01.  Wall of Names, 27 (pl. 6R), calls her Marie GROSSIN, & lists her with her husband, 1 daughter, & 1 minor; <>, Family No. 90, calls her Marie GROSSIN, & shows that she, her mother, & most of her 6 siblings survived the crossing to St.-Malo in 1758-59, but her father, no age given, & 2 siblings did not survive--brother Jacques, age 20, died in the hospital at Paramé, near St.-Malo, 4 Apr 1759, & sister Francoise, age 9, died in the same hospital 3 days later; Robichaux, Acadians in St.-Malo, 1045, her marriage record, calls her Marie GROSSIN, gives her parents' names, calls her husband Jean DUGAS, gives his parents' names, says that both fathers were deceased at the time of the marriage, & says the witnesses to their marriage were Pierre DUGAS (brother of the groom), Antoine DUGAS (brother of the groom), Pierre QUIMINE (brother-in-law of the bride), & Paul PATRIS, none of whom signed; Robichaux, Acadians in Nantes, 61, Family No. 113, calls her Marie GROSSIN, says she was born c1736, gives her parents' names, her marriage information, including her husband's parents' names, information about their participation in the failed Grand Ligne venture in Poitou, & the birth/baptismal/burial records of 2 of her sons--Étienne DUGAS, baptized at St.-Similien, Nantes, 27 Dec 1775, & buried at St.-Similien 22 Mar 1778, & Jean-Baptiste DUGAS, died at age 9, buried 26 Apr 1781, St.-Martin, Chantenay, but says nothing of her going to LA in 1785; Hébert, D., Acadian Families in Exile 1785, 6-7, calls her Marie CLAUSINET, sa [Jean-Bte DUGAT's] femme, age 43, on the embarkation list, Maria CLOSINET, su [Juan Baptista DUGATS's] muger, on the debarkation list, & Marie CLOSSINET, his [Jean-Baptiste DUGAT's] wife, age 43, on the complete listing, & says she was in the 15th Family aboard Le Bon Papa with her husband, 1 daughter, & 1 minor; <>, calls her Marie CLOSSINET, wife [of Jean-Baptiste DUGAS], age 43; BRDR, 3:284 (SJO-4, 47), her death/burial record, calls her Marie GROS SAINST, "spouse of Juan Bautista DUGAS, age 70 yrs., nat. St. John Island," but does not give her parents' names.  See also De La Roque, "Tour of Inspection," Canadian Archives, 2A:144; Voorhies, J., Some Late Eighteenth-Century Louisianians, 497, 527.

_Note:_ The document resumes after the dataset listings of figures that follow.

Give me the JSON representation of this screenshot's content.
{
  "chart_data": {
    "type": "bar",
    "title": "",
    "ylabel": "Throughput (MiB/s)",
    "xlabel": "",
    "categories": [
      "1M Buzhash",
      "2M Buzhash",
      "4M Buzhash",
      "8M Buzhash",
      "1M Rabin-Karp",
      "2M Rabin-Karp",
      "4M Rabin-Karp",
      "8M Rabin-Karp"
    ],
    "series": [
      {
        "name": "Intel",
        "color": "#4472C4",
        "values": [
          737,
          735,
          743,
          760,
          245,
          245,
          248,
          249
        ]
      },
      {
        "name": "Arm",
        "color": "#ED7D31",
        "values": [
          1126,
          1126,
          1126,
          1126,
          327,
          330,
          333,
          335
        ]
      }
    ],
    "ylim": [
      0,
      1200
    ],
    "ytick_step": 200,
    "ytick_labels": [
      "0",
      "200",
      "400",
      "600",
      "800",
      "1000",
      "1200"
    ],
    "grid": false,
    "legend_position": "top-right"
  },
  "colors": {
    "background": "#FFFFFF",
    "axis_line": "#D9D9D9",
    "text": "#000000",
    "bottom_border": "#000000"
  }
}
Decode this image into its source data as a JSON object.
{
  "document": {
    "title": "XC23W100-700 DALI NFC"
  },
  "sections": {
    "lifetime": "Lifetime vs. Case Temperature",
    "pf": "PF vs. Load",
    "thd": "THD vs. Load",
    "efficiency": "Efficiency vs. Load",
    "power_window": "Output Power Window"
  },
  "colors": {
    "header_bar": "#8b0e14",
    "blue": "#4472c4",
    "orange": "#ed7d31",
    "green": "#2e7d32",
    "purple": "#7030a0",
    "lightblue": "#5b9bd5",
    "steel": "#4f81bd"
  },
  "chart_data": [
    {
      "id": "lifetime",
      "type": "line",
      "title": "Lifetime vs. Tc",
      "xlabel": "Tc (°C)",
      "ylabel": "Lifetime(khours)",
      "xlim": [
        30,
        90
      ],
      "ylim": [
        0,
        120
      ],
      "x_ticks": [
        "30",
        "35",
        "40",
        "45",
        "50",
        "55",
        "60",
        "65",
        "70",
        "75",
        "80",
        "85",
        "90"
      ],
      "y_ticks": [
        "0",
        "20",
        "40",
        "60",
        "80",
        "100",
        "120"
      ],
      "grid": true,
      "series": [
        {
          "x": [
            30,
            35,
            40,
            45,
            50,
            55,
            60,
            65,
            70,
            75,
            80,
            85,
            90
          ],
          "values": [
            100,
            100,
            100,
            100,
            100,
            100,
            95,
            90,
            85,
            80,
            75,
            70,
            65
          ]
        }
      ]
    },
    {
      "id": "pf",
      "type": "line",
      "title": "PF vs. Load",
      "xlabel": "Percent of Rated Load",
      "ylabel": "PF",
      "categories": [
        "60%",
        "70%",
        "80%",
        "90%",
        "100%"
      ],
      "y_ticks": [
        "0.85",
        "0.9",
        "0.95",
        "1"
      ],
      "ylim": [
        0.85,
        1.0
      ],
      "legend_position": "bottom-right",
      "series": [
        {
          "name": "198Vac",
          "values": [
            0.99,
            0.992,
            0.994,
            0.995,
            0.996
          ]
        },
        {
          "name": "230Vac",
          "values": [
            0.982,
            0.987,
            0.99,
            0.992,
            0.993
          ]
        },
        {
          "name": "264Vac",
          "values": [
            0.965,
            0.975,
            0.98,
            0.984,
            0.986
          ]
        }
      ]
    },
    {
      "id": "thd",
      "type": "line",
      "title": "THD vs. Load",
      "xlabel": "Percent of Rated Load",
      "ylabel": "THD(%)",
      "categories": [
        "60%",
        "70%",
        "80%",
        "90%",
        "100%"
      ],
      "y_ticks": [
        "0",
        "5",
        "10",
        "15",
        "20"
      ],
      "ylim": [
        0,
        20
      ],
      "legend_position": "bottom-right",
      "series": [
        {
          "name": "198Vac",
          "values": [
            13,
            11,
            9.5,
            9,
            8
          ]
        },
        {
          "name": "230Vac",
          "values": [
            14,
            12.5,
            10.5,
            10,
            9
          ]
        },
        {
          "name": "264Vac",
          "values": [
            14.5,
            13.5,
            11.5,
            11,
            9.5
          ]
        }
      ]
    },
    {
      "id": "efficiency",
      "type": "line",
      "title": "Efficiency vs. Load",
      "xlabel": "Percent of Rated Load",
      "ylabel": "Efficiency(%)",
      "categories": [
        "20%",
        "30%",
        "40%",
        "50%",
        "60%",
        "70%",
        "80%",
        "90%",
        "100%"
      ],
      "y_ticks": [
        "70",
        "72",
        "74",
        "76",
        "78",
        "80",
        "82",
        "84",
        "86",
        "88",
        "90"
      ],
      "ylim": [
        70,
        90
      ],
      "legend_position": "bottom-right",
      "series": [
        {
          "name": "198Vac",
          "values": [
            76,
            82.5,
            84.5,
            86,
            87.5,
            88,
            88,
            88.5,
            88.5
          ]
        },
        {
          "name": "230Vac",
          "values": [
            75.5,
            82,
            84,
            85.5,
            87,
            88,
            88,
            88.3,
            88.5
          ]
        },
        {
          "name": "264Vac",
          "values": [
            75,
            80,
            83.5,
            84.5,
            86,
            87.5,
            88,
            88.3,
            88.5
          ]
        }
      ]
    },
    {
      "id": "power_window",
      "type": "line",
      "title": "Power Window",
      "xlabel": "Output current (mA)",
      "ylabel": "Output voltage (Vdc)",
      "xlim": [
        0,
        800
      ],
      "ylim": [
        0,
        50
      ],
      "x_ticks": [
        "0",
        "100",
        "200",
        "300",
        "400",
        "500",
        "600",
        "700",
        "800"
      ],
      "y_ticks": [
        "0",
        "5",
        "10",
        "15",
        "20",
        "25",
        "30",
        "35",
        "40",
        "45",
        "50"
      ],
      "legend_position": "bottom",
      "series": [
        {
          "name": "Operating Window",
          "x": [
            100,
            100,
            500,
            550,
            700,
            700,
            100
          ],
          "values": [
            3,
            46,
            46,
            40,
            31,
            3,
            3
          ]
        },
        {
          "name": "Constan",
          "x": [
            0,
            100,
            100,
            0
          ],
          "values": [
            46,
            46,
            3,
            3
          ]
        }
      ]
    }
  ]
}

I maintain that the younger Jean-Baptiste DUGAS on Le Bon Papa (he was age 49 & a journalier, or workman; an older Jean-Baptiste DUGAS was age 66 & a carpenter), son of Charles DUGAS & Marie BENOIT, married Marie GROSSIN, not Marie CLOSSINET.  Consult the information in the Robichaux volumes on the Acadians in France, the 1784 listing at Nantes in Voorhies, J., the listing in Wall of Names, & Marie DUGAS's marriage record in BRDR, 2:258 (SJO-3, 4), which calls her mother Maria GROSAINT.  I have found no Jean-Baptiste DUGAS in France married to a Marie CLOSSINET.  Why the French & Spanish record keepers for the 7 Ships passengers called her Marie CLAUSINET/CLOSINET & not Marie GROSSIN I cannot say.  A Marie CLOSSINET did sail from France to LA aboard one of the 7 Ships, Le Beaumont, but she was married to Charles COMEAUX, not Jean-Baptiste DUGAS.  See Hébert, D., Acadian Families in Exile 1785, 32-33.

If so many GROSSINs survived the crossing to St.-Malo in 1758-59, why did only 1 of them end up in LA?  See <>, Family No. 95, for the family of Pierre GROSSIN, which lost only 2 of 9 children in the crossing.  My guess is that many of them married Frenchmen or Frenchwomen, who refused to leave the homeland.